La Promessa, trame spagnole: Leocadia toglie la vita a Jana per sbarazzarsi di Cruz
Nel cuore della Promessa, tra le colline dorate e i silenzi solenni di una tenuta che sembrava eterna e inviolabile, si consuma una tragedia destinata a cambiare per sempre il destino di tutti. Quella che all’inizio appare come una giornata qualunque si trasforma in un incubo senza ritorno: Jana, il personaggio più luminoso, puro e coraggioso della soap, viene trovata a terra, colpita da un proiettile. Il sangue che macchia il suo abito non è solo il segno di una violenza fisica, ma l’emblema di un mondo che crolla. Manuel, il grande amore della sua vita, la stringe tra le braccia disperato, incapace di accettare che la donna con cui sognava un futuro possa morire così, in silenzio. In quell’istante la Promessa perde la sua innocenza: nulla sarà più come prima.

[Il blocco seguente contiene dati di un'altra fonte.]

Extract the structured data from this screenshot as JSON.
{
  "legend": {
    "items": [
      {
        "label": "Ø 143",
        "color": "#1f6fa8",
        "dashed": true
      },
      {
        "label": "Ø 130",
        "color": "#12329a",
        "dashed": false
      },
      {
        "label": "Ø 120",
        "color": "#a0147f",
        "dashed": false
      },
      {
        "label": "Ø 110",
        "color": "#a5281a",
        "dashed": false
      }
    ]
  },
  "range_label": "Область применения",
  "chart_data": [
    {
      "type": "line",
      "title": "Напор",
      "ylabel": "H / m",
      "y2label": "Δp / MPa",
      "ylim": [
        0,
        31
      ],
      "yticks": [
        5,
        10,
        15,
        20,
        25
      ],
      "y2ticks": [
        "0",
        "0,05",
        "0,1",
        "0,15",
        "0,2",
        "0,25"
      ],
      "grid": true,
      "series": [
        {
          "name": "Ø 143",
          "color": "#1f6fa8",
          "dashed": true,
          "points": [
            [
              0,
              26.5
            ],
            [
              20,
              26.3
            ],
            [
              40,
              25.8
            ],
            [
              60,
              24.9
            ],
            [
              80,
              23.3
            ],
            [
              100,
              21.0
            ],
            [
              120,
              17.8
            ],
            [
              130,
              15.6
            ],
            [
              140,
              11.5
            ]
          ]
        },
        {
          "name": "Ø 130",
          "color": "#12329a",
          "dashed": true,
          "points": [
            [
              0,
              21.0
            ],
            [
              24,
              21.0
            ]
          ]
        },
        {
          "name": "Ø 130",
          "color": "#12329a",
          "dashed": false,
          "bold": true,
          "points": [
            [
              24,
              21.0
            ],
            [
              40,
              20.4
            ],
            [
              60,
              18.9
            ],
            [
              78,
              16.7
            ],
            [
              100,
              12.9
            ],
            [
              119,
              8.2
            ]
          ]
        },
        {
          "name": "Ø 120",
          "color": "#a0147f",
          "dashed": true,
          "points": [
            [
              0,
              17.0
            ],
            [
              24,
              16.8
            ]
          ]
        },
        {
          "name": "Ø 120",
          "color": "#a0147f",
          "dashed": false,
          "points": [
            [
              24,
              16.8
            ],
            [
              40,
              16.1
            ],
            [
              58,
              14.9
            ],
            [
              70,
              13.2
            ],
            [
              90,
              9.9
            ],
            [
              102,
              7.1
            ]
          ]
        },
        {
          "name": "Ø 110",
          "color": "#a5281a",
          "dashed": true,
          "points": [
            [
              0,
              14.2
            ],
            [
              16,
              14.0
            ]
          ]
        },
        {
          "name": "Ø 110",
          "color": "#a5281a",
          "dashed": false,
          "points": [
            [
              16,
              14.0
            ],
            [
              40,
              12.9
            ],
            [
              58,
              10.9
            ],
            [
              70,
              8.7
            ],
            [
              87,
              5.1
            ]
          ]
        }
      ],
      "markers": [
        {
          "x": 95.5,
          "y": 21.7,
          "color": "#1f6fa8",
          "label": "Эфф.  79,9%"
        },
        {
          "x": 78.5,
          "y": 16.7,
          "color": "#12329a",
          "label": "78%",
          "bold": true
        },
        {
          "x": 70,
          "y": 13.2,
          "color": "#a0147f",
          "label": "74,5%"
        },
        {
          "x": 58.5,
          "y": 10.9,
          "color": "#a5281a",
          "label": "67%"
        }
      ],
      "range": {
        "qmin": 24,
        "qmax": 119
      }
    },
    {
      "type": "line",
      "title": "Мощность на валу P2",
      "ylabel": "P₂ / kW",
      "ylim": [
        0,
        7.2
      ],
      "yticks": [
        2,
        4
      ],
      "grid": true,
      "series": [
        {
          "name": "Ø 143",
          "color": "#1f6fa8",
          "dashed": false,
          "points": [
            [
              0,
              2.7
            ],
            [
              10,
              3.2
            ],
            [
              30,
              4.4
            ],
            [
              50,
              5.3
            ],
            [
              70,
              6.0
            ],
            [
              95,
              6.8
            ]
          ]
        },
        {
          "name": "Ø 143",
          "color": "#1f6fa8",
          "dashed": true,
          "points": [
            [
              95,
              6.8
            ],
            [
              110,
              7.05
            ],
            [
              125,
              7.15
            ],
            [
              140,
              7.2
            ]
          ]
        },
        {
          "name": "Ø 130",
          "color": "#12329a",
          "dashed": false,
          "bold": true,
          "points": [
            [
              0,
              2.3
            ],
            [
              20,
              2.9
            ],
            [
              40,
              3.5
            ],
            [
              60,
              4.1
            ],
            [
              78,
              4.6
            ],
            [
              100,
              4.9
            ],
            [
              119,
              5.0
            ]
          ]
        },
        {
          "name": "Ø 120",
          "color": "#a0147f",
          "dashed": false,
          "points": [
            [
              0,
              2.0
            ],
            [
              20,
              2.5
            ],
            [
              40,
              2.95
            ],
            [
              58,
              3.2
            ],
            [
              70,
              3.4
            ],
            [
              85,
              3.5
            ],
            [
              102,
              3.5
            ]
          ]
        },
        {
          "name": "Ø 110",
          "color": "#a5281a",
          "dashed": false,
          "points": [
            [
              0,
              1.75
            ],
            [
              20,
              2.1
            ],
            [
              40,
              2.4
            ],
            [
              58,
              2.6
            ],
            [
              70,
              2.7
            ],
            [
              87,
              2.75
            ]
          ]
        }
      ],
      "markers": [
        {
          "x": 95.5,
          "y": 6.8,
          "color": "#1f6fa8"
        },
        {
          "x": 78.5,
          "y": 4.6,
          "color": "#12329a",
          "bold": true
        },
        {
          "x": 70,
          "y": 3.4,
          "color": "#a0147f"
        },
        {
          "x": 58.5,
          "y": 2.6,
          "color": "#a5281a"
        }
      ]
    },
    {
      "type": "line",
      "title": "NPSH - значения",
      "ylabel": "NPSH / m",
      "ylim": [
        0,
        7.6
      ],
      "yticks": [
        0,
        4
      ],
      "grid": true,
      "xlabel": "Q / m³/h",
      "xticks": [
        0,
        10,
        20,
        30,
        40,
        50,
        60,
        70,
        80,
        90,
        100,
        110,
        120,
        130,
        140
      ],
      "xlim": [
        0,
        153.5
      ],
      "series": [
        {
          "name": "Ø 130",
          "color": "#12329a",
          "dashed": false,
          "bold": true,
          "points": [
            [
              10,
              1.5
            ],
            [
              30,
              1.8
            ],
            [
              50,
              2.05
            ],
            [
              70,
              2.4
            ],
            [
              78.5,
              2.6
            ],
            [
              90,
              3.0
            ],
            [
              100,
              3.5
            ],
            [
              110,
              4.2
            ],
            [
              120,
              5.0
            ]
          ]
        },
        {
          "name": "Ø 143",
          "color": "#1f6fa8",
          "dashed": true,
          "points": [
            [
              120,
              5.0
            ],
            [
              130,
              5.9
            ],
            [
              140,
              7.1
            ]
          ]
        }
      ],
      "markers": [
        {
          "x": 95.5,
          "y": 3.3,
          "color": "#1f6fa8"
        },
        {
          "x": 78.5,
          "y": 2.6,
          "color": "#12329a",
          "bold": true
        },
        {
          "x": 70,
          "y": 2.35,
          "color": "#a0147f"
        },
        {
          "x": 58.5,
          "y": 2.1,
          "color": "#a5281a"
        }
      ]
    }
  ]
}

I sospetti si concentrano subito su Cruz, la marchesa di Luján, figura temuta e controversa, da sempre associata al potere, al controllo e a decisioni spietate. La sua storia di scontri con Jana, diventata un ostacolo ai suoi piani, sembra fornire un movente credibile. La Guardia Civil interviene, la tenuta si riempie di tensione e sussurri, e l’arresto di Cruz appare quasi inevitabile quando accanto al corpo di Jana viene trovato un bottone appartenente a una delle sue giacche aristocratiche. Il palazzo si spacca in due: c’è chi è convinto della sua colpevolezza e chi, pur temendola, fatica a credere che sia arrivata a tanto. Intanto Jana lotta tra la vita e la morte. Sopravvive all’attentato, ma perde il bambino che portava in grembo, un colpo devastante che spezza non solo il suo corpo, ma anche il futuro che Manuel e lei avevano immaginato insieme.
Quando tutto sembra indirizzato verso una verità ormai definita, emerge lentamente un’ombra ancora più inquietante. Attraverso flashback carichi di tensione e confessioni sussurrate, il volto del vero male si rivela: Leocadia. Donna rimasta per anni ai margini, silenziosa e apparentemente leale, si mostra per ciò che è davvero. In un incontro segreto con Jana, mentre la giovane è ancora debole e indifesa, Leocadia confessa una verità agghiacciante: è stata lei a uccidere Carmen e Dolores, su ordine di Cruz, in cambio di promesse di potere e riconoscenza mai mantenute. La sua vendetta, però, non è rivolta solo alla marchesa, ma diventa qualcosa di più oscuro e simbolico. Uccidere Jana significa infliggere a Cruz il dolore più grande, strapparle ciò che non potrà mai riavere e incastrarla definitivamente per un crimine irreparabile.
La scena della morte di Jana è tra le più crude e strazianti mai raccontate nella soap. Leocadia, fredda e determinata, lascia accanto al corpo quel bottone “maledetto”, la prova perfetta per accusare Cruz. Un colpo secco, preciso, senza urla né esitazioni. Jana muore in silenzio, portando con sé la sua dolcezza, il suo coraggio e l’amore che aveva saputo accendere nella tenuta. Quando il suo corpo viene ritrovato, il dolore esplode come una ferita impossibile da rimarginare. Manuel crolla, incapace di accettare la perdita della donna che amava più di ogni altra cosa. Maria urla, i domestici restano paralizzati, e il palazzo, un tempo vivo, si trasforma in un luogo di lutto e colpa. L’arresto di Cruz, ora accusata di omicidio volontario, sembra dare una risposta, ma non porta alcun sollievo: la giustizia appare vuota di fronte a una morte così ingiusta.
La verità, però, non resta sepolta a lungo. Un dettaglio notato da Maria, una riparazione fatta da Leocadia, un diario lasciato da Jana con parole inquietanti sulle “promesse infrante” e sul sangue, aprono finalmente gli occhi a Manuel. Il confronto finale smaschera Leocadia, che non nega nulla e rivendica la sua vendetta con un sorriso glaciale. Viene condannata all’ergastolo, mentre Cruz viene scagionata, anche se il suo potere e la sua immagine non si riprenderanno mai davvero. La Promessa sopravvive, ma è una casa svuotata: Maria se ne va, Manuel resta ma non ama più, accendendo ogni sera una candela davanti al ritratto di Jana. La sua morte diventa una presenza costante, una ferita aperta che nessuna sentenza potrà guarire. La Promessa consegna così al pubblico una delle trame più drammatiche e memorabili della sua storia: un racconto di vendetta, colpa e amore spezzato, che dimostra come, a volte, il male più grande nasca proprio nell’ombra di chi sembrava invisibile.